Below: of these two stones set against a plinth-like ashlar frame, the inscription of that on the left-hand picture side is now obliterated. From records we know it memorialised the Rev. Alexander Telford, minister of the parish from 1807 to his death in 1840, aged 58. His wife's name, Helen Gray (d.1854) survives on the block beneath. The stone on the right with the still legible epitaph commemorates the Rev. William Gaff, minister for 20 years, and his wife Margaret Leggat. Dying suddenly aged 46, he left a "devoted and lamenting congregation"; and likewise it seems distraught wife, who died only 3 days later.




Above, this unusual memorial has a marble plaque but is otherwise made of iron, quite ornate and topped by the ubiquitous funerary urn. Not inappropriately, it commemorates the engineer Hugh Donald (d.1867) - the family had begun operations in Johnstone back in 1815 - having been erected by his wife, Catherine Shearer.

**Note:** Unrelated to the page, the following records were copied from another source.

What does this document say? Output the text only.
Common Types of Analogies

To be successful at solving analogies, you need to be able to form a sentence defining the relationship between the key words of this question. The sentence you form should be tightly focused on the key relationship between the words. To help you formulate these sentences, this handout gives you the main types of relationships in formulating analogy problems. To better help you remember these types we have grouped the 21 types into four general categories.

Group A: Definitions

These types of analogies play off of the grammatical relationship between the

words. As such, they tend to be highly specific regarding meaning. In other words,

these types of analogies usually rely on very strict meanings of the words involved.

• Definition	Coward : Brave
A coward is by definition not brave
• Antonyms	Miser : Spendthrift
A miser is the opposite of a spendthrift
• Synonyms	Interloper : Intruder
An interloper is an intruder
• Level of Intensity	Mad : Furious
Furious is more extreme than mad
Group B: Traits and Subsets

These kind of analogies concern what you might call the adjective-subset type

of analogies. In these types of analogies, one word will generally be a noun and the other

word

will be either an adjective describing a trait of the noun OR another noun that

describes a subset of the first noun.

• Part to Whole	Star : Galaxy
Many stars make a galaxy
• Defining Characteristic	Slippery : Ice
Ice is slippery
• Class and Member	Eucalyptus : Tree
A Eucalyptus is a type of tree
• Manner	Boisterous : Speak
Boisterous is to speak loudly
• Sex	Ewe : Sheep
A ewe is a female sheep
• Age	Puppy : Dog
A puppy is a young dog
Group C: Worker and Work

Below: now laid flat, another Classical design records Mary Clement 'Wife of John MacNiel, Manager, Johnstone', who died in 183(?) aged 38.



Above, this Classically styled wall memorial, framed by Ionic pilasters below a quaintly decorated frieze, commemorates departed sons - each in turn (thirteen years apart) named Thomas and dying aged 3 (1844)  and 13 (1867) respectively - and, in time, their by-then elderly parents (David Jaffrey and Mary Mills).


None of the town's old Seceder kirks have survived. Typically here a Burgher church appeared in the new town before a parish one - several of its ministers are buried here in the parish graveyard. An Episcopal Church of 1874 stands nearby, built to serve mostly incoming workers from England and Ireland it is still in-use by local Anglicans.

Below: view of the Church across Ludovic Square.


For further reading on Johnstone - a place barely mentioned in the 19th century Statistical Accounts due to its late parish status - see:  Discover Johnstone, Moira Burgess (Renfrew District Council, 1992); Johnstone High Parish Church 1792-1992, Patricia M. Thomson (Johnstone, 1991); and for the graveyard the standard work Monumental Inscriptions (pre-1855) in Renfrewshire, Mitchell & Mitchell (Scottish Genealogy Society, 1969) 167-178. A local museum charting Johnstone's growth is housed within a nearby supermarket complex (at time of writing Morrisons); manned by volunteers it currently opens 3-4 days per week.



1 comment:

  1. Renfrewshire Family History Society have all the burial data and ALL monumental inscriptions for Johnstone churchyard, not just pre 1855.